Al via l’udienza preliminare “Doppio Gioco” relativa ad una maxi inchiesta della Guardia di Finanza sul gioco d’azzardo. Il gup Cinzia Vergine ha rinviato a giudizio Maria Teresa Rizzo, 55enne di Nardò. Per ciò che riguarda i due fratelli Giovanni Francesco Rizzo, 58enne avvocato, e Pantaleo Salvatore Rizzo e 53 anni, di Nardo e Luca Margherito, 44 anni, di Squinzano, il fascicolo è tornato nelle mani del pm per un difetto di notifica. Sono assistiti dagli avvocati Biagio Palamà, Antonio La Scala e Mario Pede.
Intanto, Cosimo Negro, 68 anni, di Galatone; Marco Negro, 45 anni di Galatone; Giovanni Saquella, 55 anni, di Squinzano e Roberta Zuccalà, 44 anni, di Galatone hanno chiesto di patteggiare una pena inferiore ai 2 anni ed il giudice deciderà in data 9 novembre.
Infine, Andrea Caputo, 41 anni, di Sannicola e Valentina Polo, 36 anni, di Nardò hanno chiesto il giudizio abbreviato che sarà discusso il 6 ottobre.
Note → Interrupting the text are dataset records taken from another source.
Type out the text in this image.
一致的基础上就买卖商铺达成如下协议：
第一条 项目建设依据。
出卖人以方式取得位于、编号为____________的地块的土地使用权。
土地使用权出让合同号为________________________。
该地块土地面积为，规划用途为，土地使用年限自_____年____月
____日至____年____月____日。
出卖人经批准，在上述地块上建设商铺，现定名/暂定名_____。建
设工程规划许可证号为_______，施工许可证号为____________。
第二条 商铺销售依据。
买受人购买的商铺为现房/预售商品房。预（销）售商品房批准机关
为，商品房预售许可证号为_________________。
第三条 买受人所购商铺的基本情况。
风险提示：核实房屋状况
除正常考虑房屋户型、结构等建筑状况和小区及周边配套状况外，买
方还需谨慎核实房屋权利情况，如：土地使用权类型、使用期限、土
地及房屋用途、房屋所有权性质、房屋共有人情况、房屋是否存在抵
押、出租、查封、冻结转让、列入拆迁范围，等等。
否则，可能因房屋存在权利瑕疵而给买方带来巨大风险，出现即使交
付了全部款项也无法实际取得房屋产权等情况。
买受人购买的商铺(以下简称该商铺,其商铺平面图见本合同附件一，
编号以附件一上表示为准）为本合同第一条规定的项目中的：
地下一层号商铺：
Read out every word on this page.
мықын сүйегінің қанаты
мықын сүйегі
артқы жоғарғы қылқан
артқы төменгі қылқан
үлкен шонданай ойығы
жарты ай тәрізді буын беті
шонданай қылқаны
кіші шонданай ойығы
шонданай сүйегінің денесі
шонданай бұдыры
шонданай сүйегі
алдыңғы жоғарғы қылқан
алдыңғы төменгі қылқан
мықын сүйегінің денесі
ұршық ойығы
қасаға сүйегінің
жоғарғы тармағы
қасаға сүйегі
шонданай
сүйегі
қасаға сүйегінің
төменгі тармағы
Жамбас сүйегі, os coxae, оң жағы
Il collegio difensivo è composto dagli avvocati: Rocco Vincenti, Mario Pede, Giuseppe Gatti, Luigi Pastore e Tommaso Valente.
L’inchiesta
L’inchiesta denominata “Doppio Gioco”, coordinata dal pm Carmen Ruggiero della Direzione Distrettuale Antimafia di Lecce ha permesso di smantellare un’organizzazione operante nel mercato del gaming e del gioco d’azzardo legale ed illegale nelle province di Lecce e Taranto, gestendo un vorticoso giro d’affari nel settore delle slot machines, dei videopoker e nella raccolta di scommesse per eventi sportivi, fatte confluire sulle piattaforme informatiche di bookmaker stranieri.
I militari della Guardia di Finanza hanno eseguito un’ordinanza di misura cautelare a firma del Giovanni Gallo, nei confronti dei tre fratelli Rizzo, ritenuti a capo dell’organizzazione criminale.
Nello specifico, secondo l’accusa, l’avvocato Giovanni Francesco Rizzo, provvedeva alle operazioni di prelievo del denaro dai dispositivi illegali. Non solo, poiché gestiva i rapporti con i clienti, contrattando le condizioni del noleggio e garantiva loro consulenza ed assistenza legale, nei procedimenti penali che sorgevano a loro carico, a seguito dei sequestri, dando loro indicazioni per eludere i controlli e dissimulare l’illiceità dei dispositivi.
E poi, ritiene l’accusa, l’avvocato gestiva il rapporto con un prestanome, provvedendo a corrispondergli (assieme ai fratelli) periodicamente somme di denaro in cambio della fittizia intestazione di un’impresa con la quale i fratelli Rizzo distribuivano dispostivi di gioco illegale.
Invece, il fratello Pantaleo Rizzo, gestiva i rapporti con i clienti con particolare riguardo al noleggio dei Totem e dei videopoker.
Infine, la sorella Maria Teresa Rizzo, si occupava del settore amministrativo e contabile di due società, gestendo in particolare i rapporti con le banche ed i prestanome.